Adriana, Maria, Christina, all in the typing pool, all with time for knitting and gossip; any one of them could look af ter the needs of the section, but how to sack one? – it didn't bear thinking of, the squabbling, the arguing, the challenge over the pension rights. He'd go home on Alitalia. The wife would be there to meet him. Arms round his neck, lipstick on his collar, mascara on his cheek, sobbing in his ear. He'd have to endure all that. They'd drive out from Fiumicino and take the Reccordo Annulare and he'd see the girls beside the bushes and pretend he wasn't looking, and his wife would be firmly coping with the traffic. Be able to drink them in, the girls. Mini skirts and unbuttoned blouses, thighs and breasts and invitations, and he'd be left to his privacy to ponder on it while nodding and agreeing with all that his wife said. Often the cars pulled up sharply, a warning flash of brake lights and a man would jump from the driving-seat and the girls were already hurrying for the sanctuary of the undergrowth. Luigi had always wondered what it would be like, just what was said before the removal of the sparse strips of necessary clothing.

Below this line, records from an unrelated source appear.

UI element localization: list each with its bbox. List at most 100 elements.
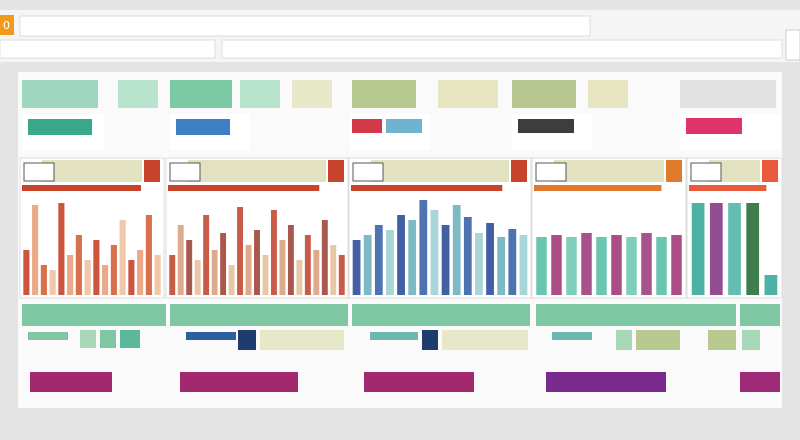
bar xyxy=(145,215,152,295)
section-header xyxy=(740,304,780,326)
tile xyxy=(170,80,232,108)
block xyxy=(186,332,236,340)
chart-tag xyxy=(352,162,384,182)
block xyxy=(422,330,438,350)
chart-accent xyxy=(762,160,778,182)
chart-tag xyxy=(23,162,55,182)
bar xyxy=(397,215,405,295)
bar xyxy=(245,245,252,295)
tile xyxy=(512,80,576,108)
bar xyxy=(671,235,682,295)
bar xyxy=(220,233,227,295)
bar xyxy=(508,229,517,295)
bar xyxy=(67,255,74,295)
bar xyxy=(764,275,778,295)
chart-header xyxy=(371,160,509,182)
block xyxy=(370,332,418,340)
bar xyxy=(254,230,260,295)
button[interactable] xyxy=(686,118,742,134)
tab[interactable] xyxy=(0,39,216,59)
bar xyxy=(169,255,176,295)
chart-accent xyxy=(144,160,160,182)
bar xyxy=(296,260,303,295)
chart-tag xyxy=(535,162,567,182)
bar xyxy=(374,225,383,295)
action-button[interactable] xyxy=(740,372,780,392)
button[interactable] xyxy=(386,119,422,133)
block xyxy=(636,330,680,350)
bar xyxy=(536,237,547,295)
bar xyxy=(352,240,361,295)
chart-header xyxy=(42,160,142,182)
chart-header xyxy=(188,160,326,182)
action-button[interactable] xyxy=(364,372,474,392)
bar xyxy=(475,233,483,295)
bar xyxy=(313,250,320,295)
section-header xyxy=(536,304,736,326)
tile xyxy=(240,80,280,108)
bar xyxy=(691,203,705,295)
chart-rule xyxy=(168,185,320,191)
bar xyxy=(656,237,667,295)
chart-header xyxy=(709,160,760,182)
tile xyxy=(118,80,158,108)
button[interactable] xyxy=(176,119,230,135)
block xyxy=(100,330,116,348)
bar xyxy=(75,235,82,295)
bar xyxy=(611,235,622,295)
lower-rows xyxy=(22,304,780,392)
chart-accent xyxy=(328,160,344,182)
chart-tag xyxy=(690,162,722,182)
action-button[interactable] xyxy=(180,372,298,392)
bar xyxy=(154,255,161,295)
chart-accent xyxy=(666,160,682,182)
bar xyxy=(581,233,592,295)
button-row xyxy=(22,114,780,150)
button[interactable] xyxy=(518,119,574,133)
bar xyxy=(119,220,126,295)
bar xyxy=(321,220,328,295)
bar xyxy=(519,235,528,295)
tile xyxy=(292,80,332,108)
bar xyxy=(626,237,637,295)
section-header xyxy=(170,304,348,326)
button[interactable] xyxy=(28,119,92,135)
chart-rule xyxy=(534,185,662,191)
bar xyxy=(58,203,65,295)
tile xyxy=(22,80,98,108)
bar xyxy=(32,205,39,295)
bar xyxy=(728,203,741,295)
action-button[interactable] xyxy=(546,372,666,392)
tab[interactable] xyxy=(221,39,783,59)
block xyxy=(120,330,140,348)
chart-header xyxy=(554,160,664,182)
bar xyxy=(497,237,506,295)
bar xyxy=(386,230,394,295)
bar xyxy=(452,205,461,295)
tile xyxy=(438,80,498,108)
block xyxy=(28,332,68,340)
bar xyxy=(237,207,244,295)
bar xyxy=(441,225,450,295)
bar xyxy=(566,237,577,295)
bar xyxy=(596,237,607,295)
address-bar[interactable] xyxy=(19,15,591,37)
block xyxy=(552,332,592,340)
side-button[interactable] xyxy=(785,29,800,61)
chart-rule xyxy=(351,185,503,191)
bar xyxy=(110,245,117,295)
bar xyxy=(211,250,218,295)
bar xyxy=(203,215,210,295)
block xyxy=(238,330,256,350)
bar xyxy=(287,225,294,295)
section-header xyxy=(22,304,166,326)
bar xyxy=(430,210,439,295)
block xyxy=(616,330,632,350)
bar xyxy=(551,235,562,295)
chart-rule xyxy=(689,185,767,191)
button[interactable] xyxy=(352,119,382,133)
bar xyxy=(93,240,100,295)
action-button[interactable] xyxy=(30,372,112,392)
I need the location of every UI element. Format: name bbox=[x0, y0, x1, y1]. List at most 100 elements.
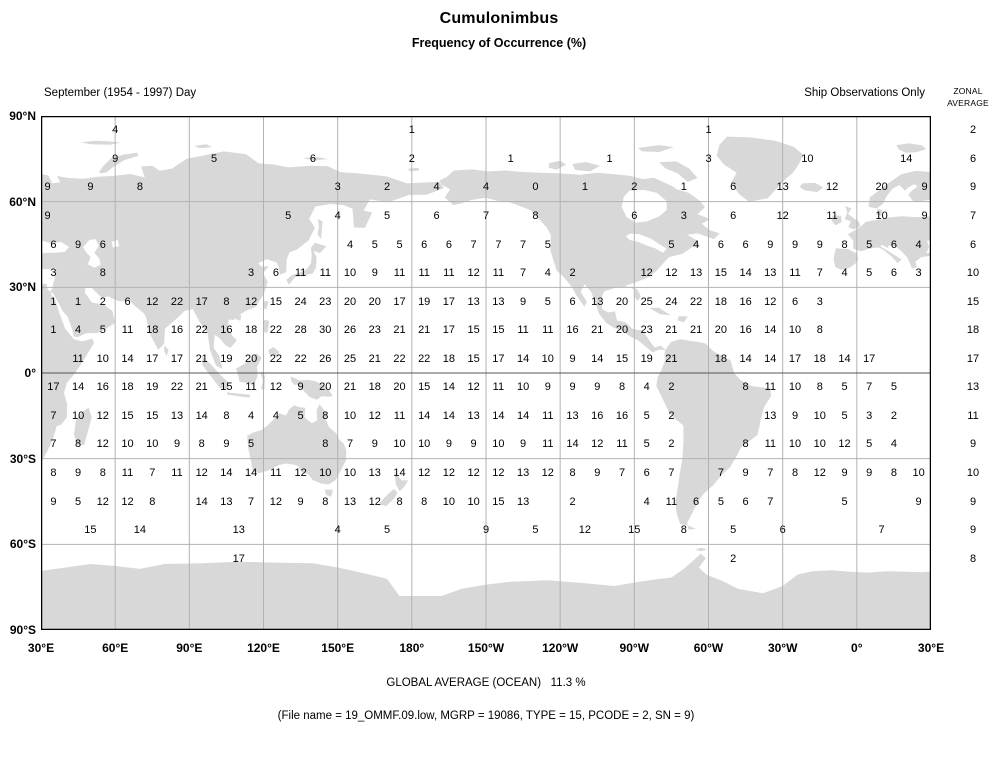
grid-value: 5 bbox=[717, 495, 724, 508]
lon-label: 180° bbox=[399, 641, 425, 655]
grid-value: 6 bbox=[421, 238, 428, 251]
grid-value: 8 bbox=[791, 466, 799, 479]
grid-value: 13 bbox=[591, 295, 604, 308]
grid-value: 8 bbox=[149, 495, 156, 508]
land-shape bbox=[694, 547, 708, 552]
grid-value: 10 bbox=[96, 352, 109, 365]
grid-value: 5 bbox=[841, 381, 848, 394]
grid-value: 12 bbox=[368, 495, 381, 508]
land-shape bbox=[99, 152, 139, 174]
grid-value: 3 bbox=[334, 181, 341, 194]
grid-value: 7 bbox=[495, 238, 502, 251]
grid-value: 5 bbox=[643, 409, 650, 422]
grid-value: 8 bbox=[569, 466, 576, 479]
grid-value: 17 bbox=[232, 552, 245, 565]
grid-value: 11 bbox=[764, 381, 777, 394]
grid-value: 11 bbox=[616, 438, 628, 451]
grid-value: 14 bbox=[900, 152, 913, 165]
zonal-average-value: 11 bbox=[967, 409, 979, 422]
period-label: September (1954 - 1997) Day bbox=[44, 87, 197, 99]
zonal-average-header-line2: AVERAGE bbox=[947, 98, 989, 108]
grid-value: 5 bbox=[384, 209, 391, 222]
grid-value: 14 bbox=[393, 466, 406, 479]
grid-value: 11 bbox=[393, 267, 406, 280]
grid-value: 13 bbox=[467, 409, 480, 422]
grid-value: 1 bbox=[507, 152, 514, 165]
grid-value: 12 bbox=[96, 409, 109, 422]
grid-value: 14 bbox=[195, 495, 208, 508]
grid-value: 9 bbox=[44, 181, 51, 194]
grid-value: 10 bbox=[71, 409, 85, 422]
land-shape bbox=[896, 143, 927, 153]
grid-value: 7 bbox=[346, 438, 354, 451]
grid-value: 5 bbox=[890, 381, 897, 394]
land-shape bbox=[833, 248, 859, 270]
grid-value: 8 bbox=[322, 409, 329, 422]
grid-value: 15 bbox=[615, 352, 629, 365]
grid-value: 10 bbox=[393, 438, 406, 451]
grid-value: 10 bbox=[912, 466, 925, 479]
grid-value: 18 bbox=[244, 324, 258, 337]
grid-value: 3 bbox=[705, 152, 712, 165]
land-shape bbox=[263, 319, 270, 333]
grid-value: 11 bbox=[294, 267, 307, 280]
grid-value: 14 bbox=[442, 381, 456, 394]
grid-value: 7 bbox=[767, 495, 774, 508]
grid-value: 2 bbox=[569, 267, 576, 280]
land-shape bbox=[247, 404, 347, 485]
grid-value: 8 bbox=[136, 181, 143, 194]
grid-value: 19 bbox=[220, 352, 233, 365]
grid-value: 11 bbox=[245, 381, 257, 394]
grid-value: 8 bbox=[421, 495, 428, 508]
grid-value: 20 bbox=[875, 181, 888, 194]
grid-value: 4 bbox=[75, 324, 82, 337]
grid-value: 14 bbox=[71, 381, 85, 394]
grid-value: 3 bbox=[248, 267, 255, 280]
grid-value: 2 bbox=[668, 409, 675, 422]
grid-value: 9 bbox=[470, 438, 477, 451]
grid-value: 1 bbox=[50, 295, 57, 308]
grid-value: 7 bbox=[767, 466, 774, 479]
grid-value: 20 bbox=[244, 352, 258, 365]
grid-value: 12 bbox=[121, 495, 134, 508]
zonal-average-value: 8 bbox=[969, 552, 977, 565]
grid-value: 22 bbox=[170, 295, 184, 308]
page-title: Cumulonimbus bbox=[439, 10, 559, 27]
lon-label: 60°W bbox=[693, 641, 724, 655]
grid-value: 9 bbox=[371, 267, 378, 280]
lat-label: 30°N bbox=[9, 280, 36, 295]
grid-value: 5 bbox=[285, 209, 292, 222]
grid-value: 9 bbox=[520, 295, 527, 308]
grid-value: 9 bbox=[544, 381, 551, 394]
grid-value: 9 bbox=[921, 209, 928, 222]
land-shape bbox=[408, 167, 420, 172]
grid-value: 5 bbox=[544, 238, 551, 251]
land-shape bbox=[263, 301, 269, 310]
grid-value: 1 bbox=[606, 152, 613, 165]
file-info-label: (File name = 19_OMMF.09.low, MGRP = 1908… bbox=[277, 710, 695, 722]
grid-value: 12 bbox=[764, 295, 777, 308]
grid-value: 13 bbox=[220, 495, 233, 508]
grid-value: 21 bbox=[368, 352, 381, 365]
grid-value: 12 bbox=[467, 267, 480, 280]
grid-value: 15 bbox=[146, 409, 159, 422]
grid-value: 6 bbox=[717, 238, 724, 251]
grid-value: 13 bbox=[689, 267, 703, 280]
lat-label: 90°N bbox=[9, 109, 36, 123]
grid-value: 20 bbox=[343, 295, 357, 308]
grid-value: 12 bbox=[825, 181, 839, 194]
zonal-average-value: 9 bbox=[969, 181, 977, 194]
grid-value: 2 bbox=[668, 381, 675, 394]
grid-value: 6 bbox=[445, 238, 452, 251]
grid-value: 12 bbox=[467, 466, 480, 479]
land-shape bbox=[876, 209, 883, 216]
grid-value: 22 bbox=[195, 324, 208, 337]
grid-value: 12 bbox=[665, 267, 678, 280]
grid-value: 20 bbox=[714, 324, 728, 337]
land-shape bbox=[324, 489, 333, 497]
grid-value: 10 bbox=[146, 438, 159, 451]
grid-value: 17 bbox=[146, 352, 159, 365]
grid-value: 10 bbox=[343, 409, 357, 422]
grid-value: 14 bbox=[838, 352, 851, 365]
grid-value: 23 bbox=[368, 324, 381, 337]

When did you pay, before or after? And what would there be afterwards – a thanks, an acknowledgment, a wordless wave, or just a grin? He had spent an adult lifetime travelling the Reccordo, seen them, wanted them, lusted in his way after them, his foot near the brake pedal, and never dared. His wife would drive him home, park the car expansively in the road, and he'd comment on it and she'd dismiss the matter and lead him like an exhibit, a celebrity brought back from the fair, to their fourth-floor home where the gathering would be waiting. Kisses and hugs and back slaps now, a multitude of voices, a swill of chilled wine, a pasta bowl of welcome. All would ask him to relate his experiences, but in concert so that even should he want to speak none would be listening and all talking, chattering, demanding, crying. They'd be there for hours, filling his home, taking up his time, impressing their friendship when all he would seek would be the solace of his wife's arms. Drawn curtains and extinguished lights, the cosmetics to make her no different to the girls still plying their trade by the road kerb. Moving, performing, functioning, that would be his bedroom task on the night of his return; have full run of his domain that night: later would come the denials and the tiredness and the excuses. Not the first night, though.